The fact that Labor would seek to undo that through this dodgy deal just says to the Australian public that Bill Shorten is not fit to be Prime Minister.
JOURNALIST: Finally Minister, in relation to this idea of greater oversight of Manus and Nauru - the facilities there.
If you can secure and arrangement where there is agreement between the two countries and you can get the PNG and Nauruan Governments on board why not do that?
Wouldn’t taxpayers welcome a greater oversight of these Australian funded facilities?
PETER DUTTON: Look Kieran, can I just call this for what it is. This is a red herring from the Labor Party. This is a sop to the left to use your own words if I may. This was about trying to balance up the Left of the Labor Party.

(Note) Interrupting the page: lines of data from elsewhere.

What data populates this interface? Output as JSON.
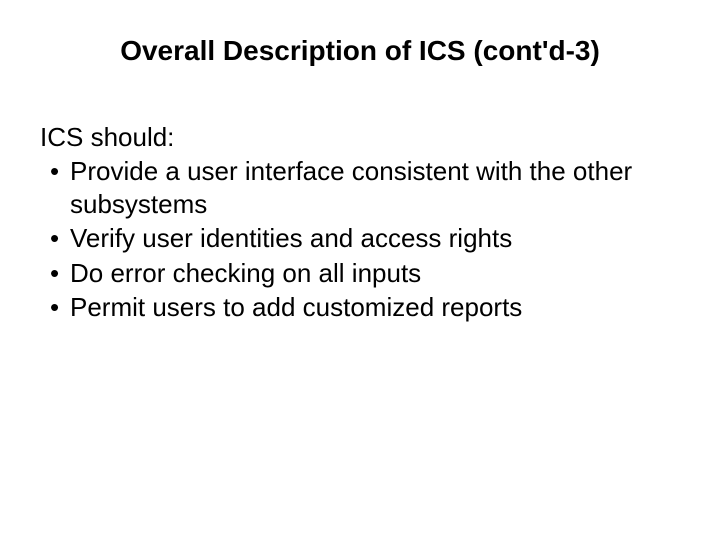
{
  "slide": {
    "title": "Overall Description of ICS (cont'd-3)",
    "intro": "ICS should:",
    "bullets": [
      "Provide a user interface consistent with the other subsystems",
      "Verify user identities and access rights",
      "Do error checking on all inputs",
      "Permit users to add customized reports"
    ]
  }
}
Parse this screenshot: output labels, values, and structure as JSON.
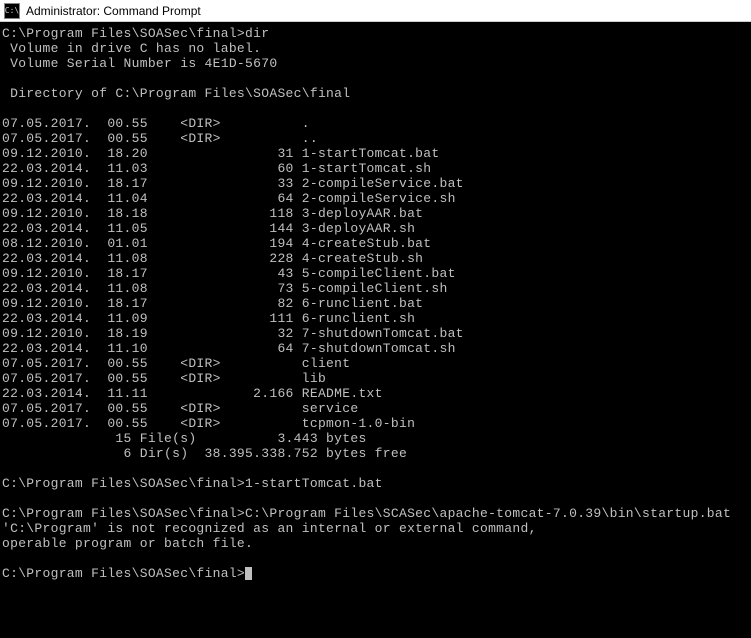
{
  "window": {
    "title": "Administrator: Command Prompt",
    "icon_label": "C:\\"
  },
  "terminal": {
    "prompt1": "C:\\Program Files\\SOASec\\final>dir",
    "vol_label": " Volume in drive C has no label.",
    "vol_serial": " Volume Serial Number is 4E1D-5670",
    "blank": "",
    "dir_of": " Directory of C:\\Program Files\\SOASec\\final",
    "rows": [
      "07.05.2017.  00.55    <DIR>          .",
      "07.05.2017.  00.55    <DIR>          ..",
      "09.12.2010.  18.20                31 1-startTomcat.bat",
      "22.03.2014.  11.03                60 1-startTomcat.sh",
      "09.12.2010.  18.17                33 2-compileService.bat",
      "22.03.2014.  11.04                64 2-compileService.sh",
      "09.12.2010.  18.18               118 3-deployAAR.bat",
      "22.03.2014.  11.05               144 3-deployAAR.sh",
      "08.12.2010.  01.01               194 4-createStub.bat",
      "22.03.2014.  11.08               228 4-createStub.sh",
      "09.12.2010.  18.17                43 5-compileClient.bat",
      "22.03.2014.  11.08                73 5-compileClient.sh",
      "09.12.2010.  18.17                82 6-runclient.bat",
      "22.03.2014.  11.09               111 6-runclient.sh",
      "09.12.2010.  18.19                32 7-shutdownTomcat.bat",
      "22.03.2014.  11.10                64 7-shutdownTomcat.sh",
      "07.05.2017.  00.55    <DIR>          client",
      "07.05.2017.  00.55    <DIR>          lib",
      "22.03.2014.  11.11             2.166 README.txt",
      "07.05.2017.  00.55    <DIR>          service",
      "07.05.2017.  00.55    <DIR>          tcpmon-1.0-bin"
    ],
    "summary1": "              15 File(s)          3.443 bytes",
    "summary2": "               6 Dir(s)  38.395.338.752 bytes free",
    "prompt2": "C:\\Program Files\\SOASec\\final>1-startTomcat.bat",
    "prompt3": "C:\\Program Files\\SOASec\\final>C:\\Program Files\\SCASec\\apache-tomcat-7.0.39\\bin\\startup.bat",
    "error1": "'C:\\Program' is not recognized as an internal or external command,",
    "error2": "operable program or batch file.",
    "prompt4": "C:\\Program Files\\SOASec\\final>"
  }
}
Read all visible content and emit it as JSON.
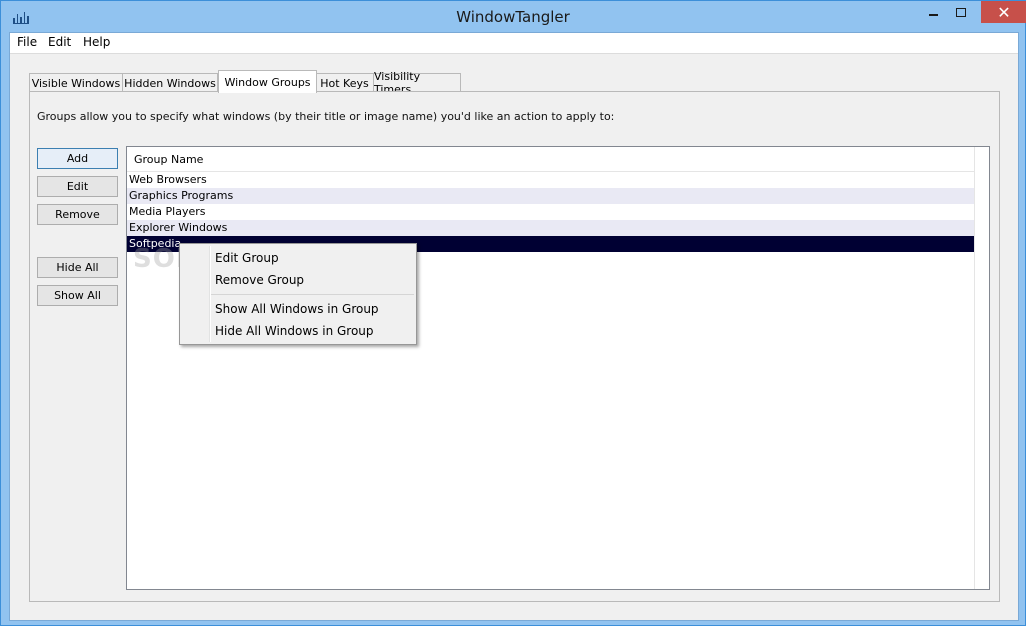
{
  "window": {
    "title": "WindowTangler",
    "controls": {
      "minimize": "minimize",
      "maximize": "maximize",
      "close": "✕"
    }
  },
  "menubar": {
    "items": [
      "File",
      "Edit",
      "Help"
    ]
  },
  "tabs": [
    {
      "label": "Visible Windows",
      "active": false
    },
    {
      "label": "Hidden Windows",
      "active": false
    },
    {
      "label": "Window Groups",
      "active": true
    },
    {
      "label": "Hot Keys",
      "active": false
    },
    {
      "label": "Visibility Timers",
      "active": false
    }
  ],
  "panel": {
    "description": "Groups allow you to specify what windows (by their title or image name) you'd like an action to apply to:",
    "buttons": {
      "add": "Add",
      "edit": "Edit",
      "remove": "Remove",
      "hide_all": "Hide All",
      "show_all": "Show All"
    }
  },
  "list": {
    "column_header": "Group Name",
    "rows": [
      "Web Browsers",
      "Graphics Programs",
      "Media Players",
      "Explorer Windows",
      "Softpedia"
    ],
    "selected_index": 4
  },
  "watermark": "SOFTPEDIA",
  "context_menu": {
    "items": [
      "Edit Group",
      "Remove Group",
      "Show All Windows in Group",
      "Hide All Windows in Group"
    ]
  },
  "colors": {
    "titlebar": "#91c3f0",
    "close_button": "#c7504a",
    "selection": "#000033",
    "alt_row": "#e9e9f4"
  },
  "icons": {
    "app": "bar-chart-icon"
  }
}
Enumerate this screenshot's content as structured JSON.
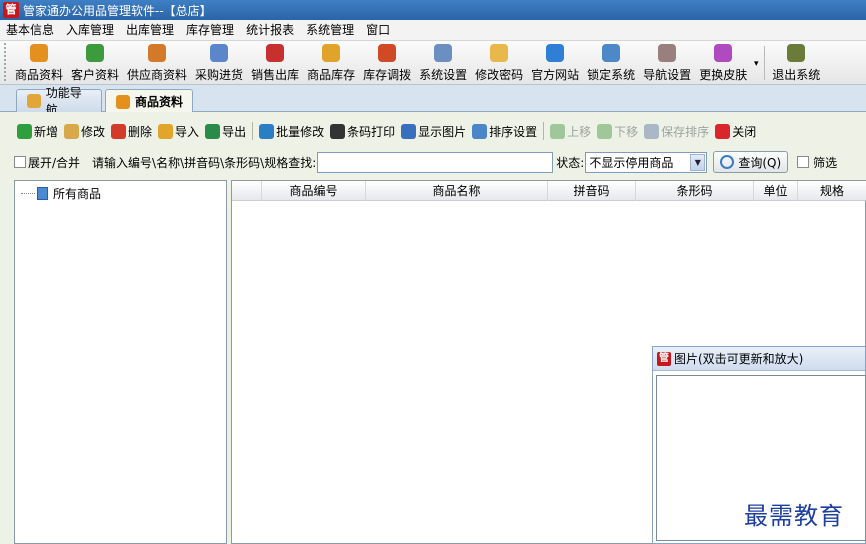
{
  "window": {
    "title": "管家通办公用品管理软件--【总店】"
  },
  "menu": [
    "基本信息",
    "入库管理",
    "出库管理",
    "库存管理",
    "统计报表",
    "系统管理",
    "窗口"
  ],
  "toolbar": {
    "items": [
      {
        "label": "商品资料",
        "icon": "goods-icon",
        "color": "#e3901e"
      },
      {
        "label": "客户资料",
        "icon": "customers-icon",
        "color": "#3d9a3d"
      },
      {
        "label": "供应商资料",
        "icon": "supplier-icon",
        "color": "#d4782a"
      },
      {
        "label": "采购进货",
        "icon": "purchase-icon",
        "color": "#5b86c9"
      },
      {
        "label": "销售出库",
        "icon": "sales-icon",
        "color": "#c83030"
      },
      {
        "label": "商品库存",
        "icon": "stock-icon",
        "color": "#e0a42a"
      },
      {
        "label": "库存调拨",
        "icon": "transfer-icon",
        "color": "#d04a26"
      },
      {
        "label": "系统设置",
        "icon": "settings-icon",
        "color": "#6a8fc0"
      },
      {
        "label": "修改密码",
        "icon": "password-icon",
        "color": "#e8b84a"
      },
      {
        "label": "官方网站",
        "icon": "ie-browser-icon",
        "color": "#2f7fd6"
      },
      {
        "label": "锁定系统",
        "icon": "lock-icon",
        "color": "#4d88c8"
      },
      {
        "label": "导航设置",
        "icon": "navigation-icon",
        "color": "#9a7f7f"
      },
      {
        "label": "更换皮肤",
        "icon": "skin-icon",
        "color": "#b04ac0"
      }
    ],
    "exit_label": "退出系统"
  },
  "tabs": [
    {
      "label": "功能导航",
      "icon": "home-icon",
      "active": false
    },
    {
      "label": "商品资料",
      "icon": "goods-icon",
      "active": true
    }
  ],
  "actions": [
    {
      "label": "新增",
      "icon": "add-icon",
      "color": "#2e9e3e",
      "enabled": true
    },
    {
      "label": "修改",
      "icon": "edit-icon",
      "color": "#d7a94b",
      "enabled": true
    },
    {
      "label": "删除",
      "icon": "delete-icon",
      "color": "#d23a2a",
      "enabled": true
    },
    {
      "label": "导入",
      "icon": "import-icon",
      "color": "#e0a52a",
      "enabled": true
    },
    {
      "label": "导出",
      "icon": "export-icon",
      "color": "#2a8a4a",
      "enabled": true
    },
    {
      "label": "批量修改",
      "icon": "batch-edit-icon",
      "color": "#2a7fc4",
      "enabled": true
    },
    {
      "label": "条码打印",
      "icon": "barcode-icon",
      "color": "#333333",
      "enabled": true
    },
    {
      "label": "显示图片",
      "icon": "image-icon",
      "color": "#3a6fc0",
      "enabled": true
    },
    {
      "label": "排序设置",
      "icon": "sort-icon",
      "color": "#4a86c8",
      "enabled": true
    },
    {
      "label": "上移",
      "icon": "move-up-icon",
      "color": "#9fc79a",
      "enabled": false
    },
    {
      "label": "下移",
      "icon": "move-down-icon",
      "color": "#9fc79a",
      "enabled": false
    },
    {
      "label": "保存排序",
      "icon": "save-icon",
      "color": "#a9b7c7",
      "enabled": false
    },
    {
      "label": "关闭",
      "icon": "close-icon",
      "color": "#d8262c",
      "enabled": true
    }
  ],
  "search": {
    "expand_label": "展开/合并",
    "prompt": "请输入编号\\名称\\拼音码\\条形码\\规格查找:",
    "value": "",
    "status_label": "状态:",
    "status_value": "不显示停用商品",
    "query_label": "查询(Q)",
    "filter_label": "筛选"
  },
  "tree": {
    "root_label": "所有商品"
  },
  "grid": {
    "columns": [
      "商品编号",
      "商品名称",
      "拼音码",
      "条形码",
      "单位",
      "规格"
    ],
    "rows": []
  },
  "image_window": {
    "title": "图片(双击可更新和放大)"
  },
  "watermark": "最需教育",
  "colors": {
    "titlebar": "#2f6db4",
    "brand_red": "#c8161d"
  }
}
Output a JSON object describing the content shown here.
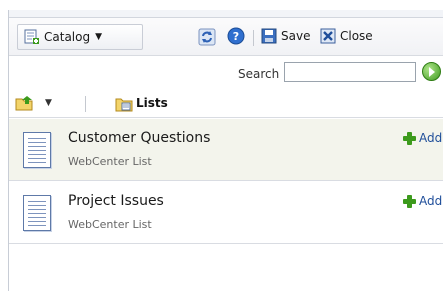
{
  "toolbar": {
    "catalog_label": "Catalog",
    "save_label": "Save",
    "close_label": "Close"
  },
  "search": {
    "label": "Search",
    "value": "",
    "placeholder": ""
  },
  "breadcrumb": {
    "current": "Lists"
  },
  "lists": [
    {
      "title": "Customer Questions",
      "subtitle": "WebCenter List",
      "add_label": "Add",
      "selected": true
    },
    {
      "title": "Project Issues",
      "subtitle": "WebCenter List",
      "add_label": "Add",
      "selected": false
    }
  ],
  "icons": {
    "catalog": "catalog-add-icon",
    "refresh": "refresh-icon",
    "help": "help-icon",
    "save": "save-disk-icon",
    "close": "close-x-icon",
    "go": "go-arrow-icon",
    "folder_up": "folder-up-icon",
    "lists_folder": "folder-list-icon",
    "list_item": "list-document-icon",
    "add": "plus-icon"
  },
  "colors": {
    "accent_green": "#3c9a1c",
    "link_blue": "#1f4e9a",
    "selected_row": "#f3f4ec"
  }
}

There is oversight, there is a professional operation being run in relation to Manus, to Nauru, to the operations there. But ultimately PNG and Nauru are sovereign nations. The Labor Party has put this out as some sort of red meat for the Left of the party and the trouble is they are just not going to accept it.
The fact is if you allow turn-backs to fall by the way, if you are not really interested in regional processing, if you’re going to send up some sort of significant message in lights to people smugglers that the Labor Party’s back in Government and you can start refilling the boats.
That is a disaster at a humanitarian level and it is a disaster at a regional level and we shouldn’t allow it to happen.
I think the fact that Mr Shorten has put this dodgy deal together and is not acting in the national interest demonstrates that he just cannot lead his party to unity when it comes to the very important issue – the crucial issue – of keeping our people safe, by keeping our borders secure.
JOURNALIST: Immigration Minister Peter Dutton thank you for joining us this afternoon.